Estrilda perreini (Grey waxbill)  Estrilda perreini (Grey waxbill) 
Grey waxbill, Amatikulu Nature Reserve, South Africa. [photo Trevor Hardaker ©] Grey waxbill. [photo Johan van Rensburg ©]

Distribution and habitat

Occurs from Gabon through Angola and Malawi to southern Africa, where it is locally common in north-central and southern Mozambique, extending into eastern Zimbabwe and KwaZulu-Natal. It generally prefers dense undergrowth along edges of lowland and evergreen forest, coastal bush, sand forest and thickets.

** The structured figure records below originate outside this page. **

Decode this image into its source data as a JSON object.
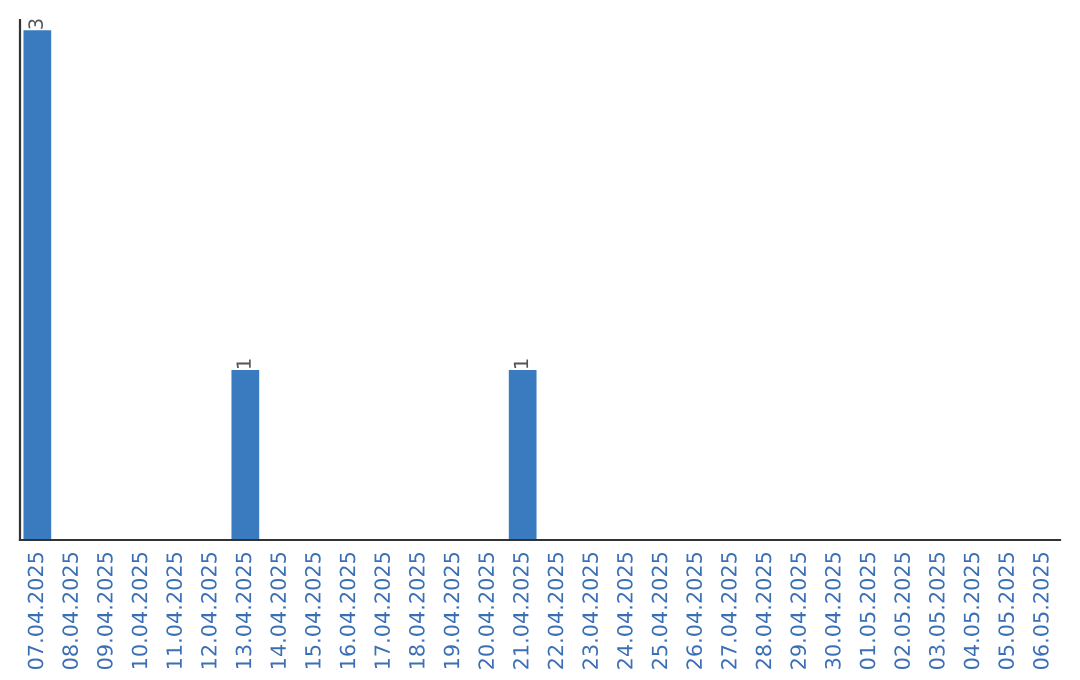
{
  "chart_data": {
    "type": "bar",
    "categories": [
      "07.04.2025",
      "08.04.2025",
      "09.04.2025",
      "10.04.2025",
      "11.04.2025",
      "12.04.2025",
      "13.04.2025",
      "14.04.2025",
      "15.04.2025",
      "16.04.2025",
      "17.04.2025",
      "18.04.2025",
      "19.04.2025",
      "20.04.2025",
      "21.04.2025",
      "22.04.2025",
      "23.04.2025",
      "24.04.2025",
      "25.04.2025",
      "26.04.2025",
      "27.04.2025",
      "28.04.2025",
      "29.04.2025",
      "30.04.2025",
      "01.05.2025",
      "02.05.2025",
      "03.05.2025",
      "04.05.2025",
      "05.05.2025",
      "06.05.2025"
    ],
    "values": [
      3,
      0,
      0,
      0,
      0,
      0,
      1,
      0,
      0,
      0,
      0,
      0,
      0,
      0,
      1,
      0,
      0,
      0,
      0,
      0,
      0,
      0,
      0,
      0,
      0,
      0,
      0,
      0,
      0,
      0
    ],
    "value_labels": [
      "3",
      null,
      null,
      null,
      null,
      null,
      "1",
      null,
      null,
      null,
      null,
      null,
      null,
      null,
      "1",
      null,
      null,
      null,
      null,
      null,
      null,
      null,
      null,
      null,
      null,
      null,
      null,
      null,
      null,
      null
    ],
    "color": "#3a7bc0",
    "tick_labels": "x",
    "grid": false,
    "legend": false
  }
}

Distribution of Grey waxbill in southern Africa, based on statistical smoothing of the records from first SA Bird Atlas Project (© Animal Demography unit, University of Cape Town; smoothing by Birgit Erni and Francesca Little). Colours range from dark blue (most common) through to yellow (least common). See here for the latest distribution from the SABAP2.  

Food 

It mainly eats seeds supplemented with insects and nectar, doing most of its foraging on the ground and in vegetation, plucking seeds directly from plants. The following food items have been recorded in its diet:

  • Plants
    • seeds
      • grass
        • Panicum maximum (Guinea grass)
      • Casuarina equisetifolia (Horsetail tree)
      • Sclerocarya birrea (Marula)
  • Insects

Breeding

  • The nest is built by both sexes, consisting of an oval-shaped structure made of grass stems, which protrude outward to form a side entrance; the interior is lined with grass inflorescences (including Melinis). It is typically placed in a shrub or small tree, although instead of building its own it may use an abandoned weaver's nest, such as Dark-backed, Spectacled and Village weavers.
  • Egg-laying season is from about March-April in Zimbabwe and from October-February in KwaZulu-Natal.
  • It lays 2-5 eggs, which are incubated by both sexes for about 12 days (recorded in captivity).
  • The chicks are brooded for the first week or so of their lives, leaving the nest at about 19-21 days (recorded in captivity) and becoming fully independent about a week later.

Threats

Not threatened.

References

  • Hockey PAR, Dean WRJ and Ryan PG 2005. Roberts - Birds of southern Africa, VIIth ed. The Trustees of the John Voelcker Bird Book Fund, Cape Town.